Uygarlık ve demokrasi kazanacak!

07 Mart 2023 Salı

Kılıçdaroğlu’nun ortak adaylığı ilan edildi.

“Masanın ayağını kırdı” denilen Akşener, masaya bir-iki ayak daha mı ekledi?

“Darbe yedi” denilen “Millet İttifakı” daha mı güçlendi?

Durum tam belli değil.

Ama seçimi mutlaka “Demokrasi” ve “Uygarlık” kazanacak... Çünkü seçmen kimi istemediğini biliyor!

CHP’nin sağa açılarak “Çok Partili Rejimi” kurmak projesi 1 Kasım 1945’de İsmet İnönü’nün Meclis’i açış konuşmasıyla başlamıştı.

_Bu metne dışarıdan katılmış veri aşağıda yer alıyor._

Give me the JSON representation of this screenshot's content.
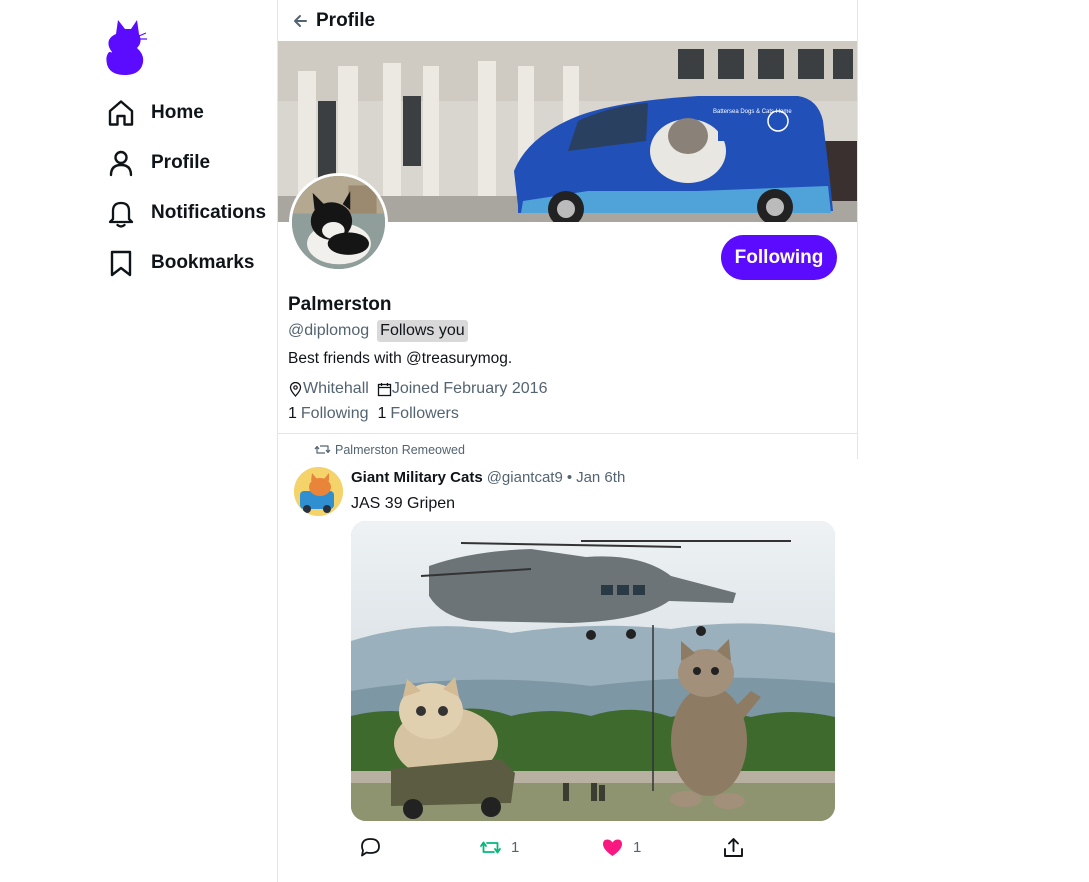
{
  "brand": {
    "accent": "#5b0cff",
    "logo_icon": "cat-logo-icon"
  },
  "nav": {
    "items": [
      {
        "label": "Home",
        "icon": "home-icon"
      },
      {
        "label": "Profile",
        "icon": "user-icon"
      },
      {
        "label": "Notifications",
        "icon": "bell-icon"
      },
      {
        "label": "Bookmarks",
        "icon": "bookmark-icon"
      }
    ]
  },
  "header": {
    "title": "Profile",
    "back_icon": "arrow-left-icon"
  },
  "profile": {
    "follow_button": "Following",
    "display_name": "Palmerston",
    "handle": "@diplomog",
    "follows_you": "Follows you",
    "bio": "Best friends with @treasurymog.",
    "location": "Whitehall",
    "joined": "Joined February 2016",
    "following_count": "1",
    "following_label": "Following",
    "followers_count": "1",
    "followers_label": "Followers",
    "banner_van_text": "Battersea Dogs & Cats Home"
  },
  "feed": {
    "remeow_text": "Palmerston Remeowed",
    "post": {
      "author": "Giant Military Cats",
      "handle": "@giantcat9",
      "separator": "•",
      "date": "Jan 6th",
      "text": "JAS 39 Gripen",
      "reply_count": "",
      "remeow_count": "1",
      "like_count": "1",
      "colors": {
        "remeow": "#00ba7c",
        "like": "#f91880"
      }
    }
  }
}
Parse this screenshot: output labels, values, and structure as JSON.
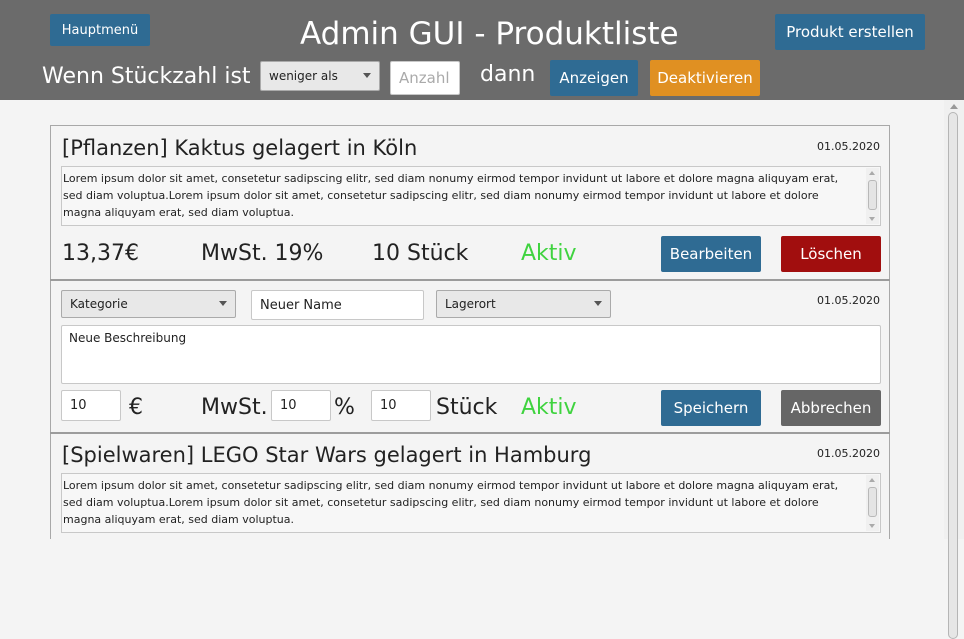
{
  "header": {
    "menu_label": "Hauptmenü",
    "title": "Admin GUI - Produktliste",
    "create_label": "Produkt erstellen",
    "filter_prefix": "Wenn Stückzahl ist",
    "filter_select": "weniger als",
    "amount_placeholder": "Anzahl",
    "filter_then": "dann",
    "show_label": "Anzeigen",
    "deactivate_label": "Deaktivieren"
  },
  "colors": {
    "header_bg": "#6b6b6b",
    "primary": "#2f6b93",
    "warning": "#e09022",
    "danger": "#a10e0e",
    "neutral": "#666666",
    "active": "#3fd33f"
  },
  "products": [
    {
      "title": "[Pflanzen] Kaktus gelagert in Köln",
      "date": "01.05.2020",
      "description": "Lorem ipsum dolor sit amet, consetetur sadipscing elitr, sed diam nonumy eirmod tempor invidunt ut labore et dolore magna aliquyam erat, sed diam voluptua.Lorem ipsum dolor sit amet, consetetur sadipscing elitr, sed diam nonumy eirmod tempor invidunt ut labore et dolore magna aliquyam erat, sed diam voluptua.",
      "price": "13,37€",
      "vat": "MwSt. 19%",
      "stock": "10 Stück",
      "status": "Aktiv",
      "edit_label": "Bearbeiten",
      "delete_label": "Löschen"
    },
    {
      "title": "[Spielwaren] LEGO Star Wars gelagert in Hamburg",
      "date": "01.05.2020",
      "description": "Lorem ipsum dolor sit amet, consetetur sadipscing elitr, sed diam nonumy eirmod tempor invidunt ut labore et dolore magna aliquyam erat, sed diam voluptua.Lorem ipsum dolor sit amet, consetetur sadipscing elitr, sed diam nonumy eirmod tempor invidunt ut labore et dolore magna aliquyam erat, sed diam voluptua."
    }
  ],
  "editor": {
    "category_placeholder": "Kategorie",
    "name_value": "Neuer Name",
    "location_placeholder": "Lagerort",
    "date": "01.05.2020",
    "description_value": "Neue Beschreibung",
    "price_value": "10",
    "currency": "€",
    "vat_label": "MwSt.",
    "vat_value": "10",
    "percent": "%",
    "stock_value": "10",
    "stock_unit": "Stück",
    "status": "Aktiv",
    "save_label": "Speichern",
    "cancel_label": "Abbrechen"
  }
}
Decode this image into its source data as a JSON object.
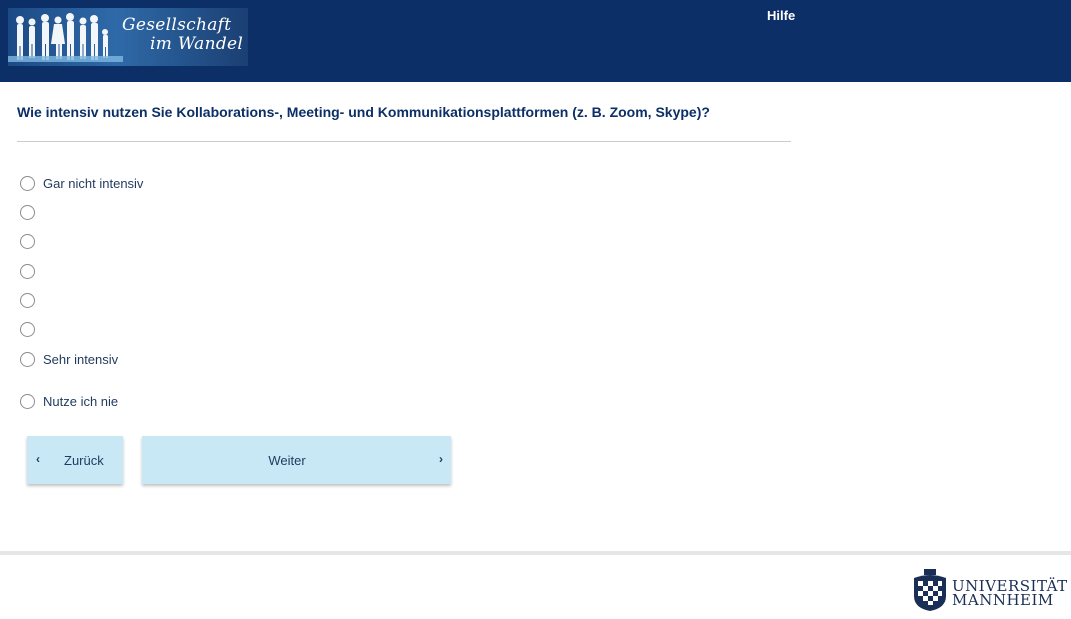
{
  "header": {
    "logo_line1": "Gesellschaft",
    "logo_line2": "im Wandel",
    "help": "Hilfe"
  },
  "question": "Wie intensiv nutzen Sie Kollaborations-, Meeting- und Kommunikationsplattformen (z. B. Zoom, Skype)?",
  "options": [
    {
      "label": "Gar nicht intensiv"
    },
    {
      "label": ""
    },
    {
      "label": ""
    },
    {
      "label": ""
    },
    {
      "label": ""
    },
    {
      "label": ""
    },
    {
      "label": "Sehr intensiv"
    },
    {
      "label": "Nutze ich nie"
    }
  ],
  "nav": {
    "back_label": "Zurück",
    "next_label": "Weiter",
    "back_chevron": "‹",
    "next_chevron": "›"
  },
  "footer": {
    "uni_line1": "UNIVERSITÄT",
    "uni_line2": "MANNHEIM"
  },
  "colors": {
    "header_bg": "#0b2f66",
    "button_bg": "#c8e8f5",
    "question_text": "#0b2f66"
  }
}
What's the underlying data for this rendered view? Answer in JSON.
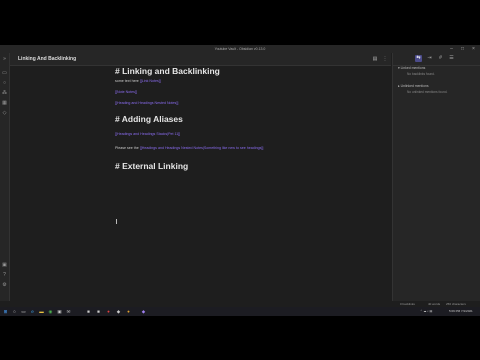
{
  "window": {
    "title": "Youtube Vault - Obsidian v0.13.0",
    "minimize_icon": "minimize-icon",
    "maximize_icon": "maximize-icon",
    "close_icon": "close-icon"
  },
  "ribbon": {
    "icons": [
      "collapse-icon",
      "file-explorer-icon",
      "search-icon",
      "graph-icon",
      "calendar-icon",
      "tag-icon"
    ],
    "bottom_icons": [
      "vault-icon",
      "help-icon",
      "settings-icon"
    ]
  },
  "tab": {
    "title": "Linking And Backlinking",
    "actions": [
      "preview-icon",
      "more-options-icon"
    ]
  },
  "document": {
    "h1": "# Linking and Backlinking",
    "line1_text": "some text here ",
    "line1_link": "[[Link Notes]]",
    "line2_link": "[[Note Notes]]",
    "line3_link": "[[Heading and Headings Nested Notes]]",
    "h2": "# Adding Aliases",
    "line4_link": "[[Headings and Headings Stacks|Pet 11]]",
    "line5_text": "Please see the ",
    "line5_link": "[[Headings and Headings Nested Notes|Something like new to see headings]]",
    "h3": "# External Linking"
  },
  "right_panel": {
    "tab_icons": [
      "backlinks-icon",
      "outgoing-links-icon",
      "tags-icon",
      "outline-icon"
    ],
    "linked_title": "Linked mentions",
    "linked_empty": "No backlinks found.",
    "unlinked_title": "Unlinked mentions",
    "unlinked_empty": "No unlinked mentions found."
  },
  "status": {
    "backlinks": "0 backlinks",
    "words": "40 words",
    "characters": "256 characters"
  },
  "taskbar": {
    "time": "5:09 PM",
    "date": "7/1/2021",
    "icons": [
      "windows-start-icon",
      "search-icon",
      "task-view-icon",
      "edge-icon",
      "file-explorer-icon",
      "chrome-icon",
      "store-icon",
      "mail-icon",
      "obsidian-icon",
      "app-icon",
      "app-icon",
      "app-icon",
      "app-icon",
      "app-icon"
    ]
  }
}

Bu sütunda Çok Partili Rejim’in öyküsünü ve toprak ağalığı ile tarikatçılığa dayalı sağ partiler ile 12 Mart ve 12 Eylül askeri darbelerinin emperyalizmin de desteğiyle, Demokratik Rejimi nasıl tahrip ettiğini, dincileştirdiğini, birçok kez yazdım. 1945’ten itibaren süren bu hazin “Demokrasi Mücadelesi” bugün 78 yaşında

Atatürk’ün 1930’daki Serbest Cumhuriyet Fırkası denemesini de sayarsak Türkiye 93 yıldır bir “Demokratik Rejim” mücadelesi yaşıyor. “Demokratik Rejim” adı altında sürdürülen bu mücadele aslında “Uygarlık” mücadelesidir. CHP, önce Cumhuriyeti, sonra Demokratik Rejimi kuran parti olarak bugün de bu uygarlık mücadelesini sürdürüyor!

Sağcılar, Cumhuriyet tarihi boyunca, Temel Hak ve Özgürlükleri sadece kendileri için istediler.

Sonunda, Türkiye, Erdoğan/AKP iktidarının kurduğu “Şahsım Devleti” ile sağ politikanın zirve noktasındaki baskıyı ve Anti Demokrasiyi yaşadı.

Toplumu adaletsizliğe ve açlığa mahkûm eden bu deneyim, iktidar dışındaki sağ partilere de Demokratik Rejimin nimetlerini ve erdemlerini öğretti diye umut edildi.

Toplum, CHP’nin, sağ kesime, kuruluş ilkelerinden büyük ödünler vererek oluşturduğu, devam ettirdiği “Millet İttifakı”na, “Demokratik Rejimi” kurtaracak diye umut bağladı, destek verdi.

Oysa “Altılı Masa” ya da “Millet İttifakı”, hem CHP Demokrasi konusunda sabıkalı olan 5 sağ partiyle ittifak ettiği için içinde çelişkili, hem de sol partiler ve HDP dışarıda bırakıldığı için eksik bir yapıya sahipti.

Bu açıdan İYİ Parti’nin, “Millet İttifakı”nın kuruluşundan itibaren izlediği politikaya, kendi söylem ve eylemlerine, Demokratik Mücadele ilkelerine ve bütün bunların mantıksal sonucuna karşı olarak “6’lı Masa”yı terk etmesi:

Belki güncel siyaset açısından şaşırtıcı, ama sağ kesimin tarihsel ve siyasal hataları açısından tekrar edilen ve bu nedenle de beklenen bir yanlıştı.

Türkiye iki depremi birden yaşıyor: Hedef, bu her iki depremin yaralarını da Demokratik Rejim içinde sarmaktır.

Birinci deprem, siyasal, toplumsal, ekonomik ve kültürel baskıdır; 3 Kasım 2002 tarihinden itibaren 21 yıldır yaşanmaktadır.

İkinci deprem, doğaldır; 6 Şubat 2023’den itibaren yaşanmaktadır.

“Millet İttifakı”nın hedefi bu her iki depremin yaralarını da Demokratik Rejim ile sarmaktır. Her kim bu iki hedeften sapılmasına yol açarsa, tarih onu affetmeyecektir.

Kemal Kılıçdaroğlu,

Cumhurbaşkanlığı seçimi için “Millet İttifakı”nın ortak adayı olarak ilan edilmiştir.

Seçmen Kılıçdaroğlu ile Erdoğan, yani Demokrasi ile Otokrasi arasında tercih yapacaktır.

Dilerim sağ partiler ve sağ kesimdeki seçmenler burada da hedefi şaşırmazlar...

Ve dilerim, Kılıçdaroğlu, seçimi kazandıktan sonra, tarikatların, toprak ağalarının, liberal solcuların, Neoemperyalizmin kucağına oturmaz!